In Hawaii, state law requires insurers to cover the cost of in-vitro fertilization (IVF) but only to a select few. State legislators are considering proposed upgrades to the legislation so that coverage is expanded to include more fertility treatment options and to make them available to a greater number of residents.
At this time, all providers of accident and health insurance that cover pregnancy-related expenses must also include coverage for outpatient expenses for just one cycle of IVF. As for the patient seeking fertility treatment, there must be a medically documented five-year history of infertility, proof that previous attempts at other covered fertility treatments have been tried and failed, and proof that infertility is caused by specific medical conditions:
- In-utero exposure to DES (diethylstilbestrol)
- Blockage or surgical removal of one or both fallopian tubes
- Male infertility
Additionally, the single IVF cycle is available only to married couples and only if the husband's sperm fertilizes the egg, which is a bit tricky when the husband is the infertile spouse.
When the first IVF cycle fails for a married woman meeting all the criteria, she must pay the costs for future cycles, estimated to be $15,000 to $20,000 per cycle in Hawaii.

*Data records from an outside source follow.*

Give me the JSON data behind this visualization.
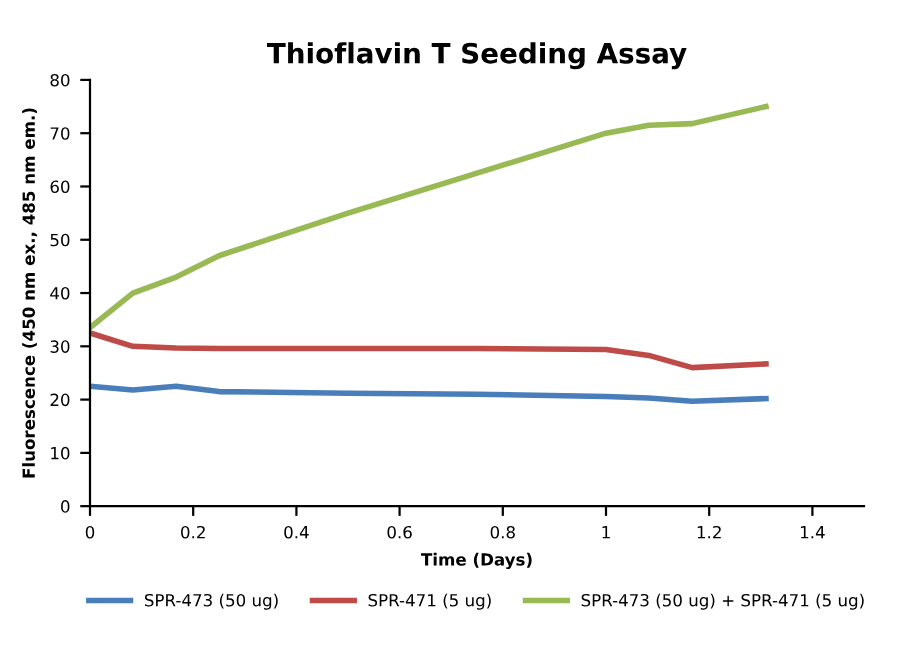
{
  "chart_data": {
    "type": "line",
    "title": "Thioflavin T Seeding Assay",
    "xlabel": "Time (Days)",
    "ylabel": "Fluorescence (450 nm ex., 485 nm em.)",
    "x": [
      0,
      0.083,
      0.167,
      0.25,
      0.5,
      0.75,
      1.0,
      1.083,
      1.167,
      1.31
    ],
    "series": [
      {
        "name": "SPR-473 (50 ug)",
        "color": "#4a7ebb",
        "values": [
          22.5,
          21.8,
          22.5,
          21.5,
          21.2,
          21,
          20.6,
          20.3,
          19.7,
          20.2
        ]
      },
      {
        "name": "SPR-471 (5 ug)",
        "color": "#be4b48",
        "values": [
          32.5,
          30,
          29.7,
          29.6,
          29.6,
          29.6,
          29.4,
          28.3,
          26,
          26.7
        ]
      },
      {
        "name": "SPR-473 (50 ug) + SPR-471 (5 ug)",
        "color": "#98b954",
        "values": [
          33.5,
          40,
          43,
          47,
          55,
          62.5,
          70,
          71.5,
          71.8,
          75
        ]
      }
    ],
    "xlim": [
      0,
      1.5
    ],
    "xticks": [
      0,
      0.2,
      0.4,
      0.6,
      0.8,
      1,
      1.2,
      1.4
    ],
    "ylim": [
      0,
      80
    ],
    "yticks": [
      0,
      10,
      20,
      30,
      40,
      50,
      60,
      70,
      80
    ],
    "grid": false,
    "legend": "bottom",
    "marker": "none",
    "line_style": "solid"
  }
}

All women who are single, divorced, widowed, cohabitating, or experiencing infertility due to reasons not outlined in Hawaii Rev. Stat. 431:10A-116.5 and 432.1.604 must foot the entire bill themselves.
Critics of the law claim it discriminates against all unmarried women. Attorney Naunanikinau Kamalii contends it creates two classes of Hawaiian women. "It's discriminatory that there are two classes of women sitting in the same office, paying the same premium, and the only distinction between the ones who get to do it and the ones who don't is that one is married," according to Kamalii.
Piilani Smith, a single woman, encountered that discrimination at age 44 when she sought IVF treatment to start a family. She says traditional Hawaiian culture considers the birth of every child a sacred event but marriage is not. Traditionally, marriage is less important than the custom of ohana (extended family). The high value of every child’s birth is evidenced by the lack of a word for illegitimacy in the native language. There is no word for it because no child is ever illegitimate.
The amendment working its way through the legislative process is Senate Concurrent Resolution 35 (SCR 35), which calls for the state audit of the social and economic impacts of expanding coverage for fertility issues.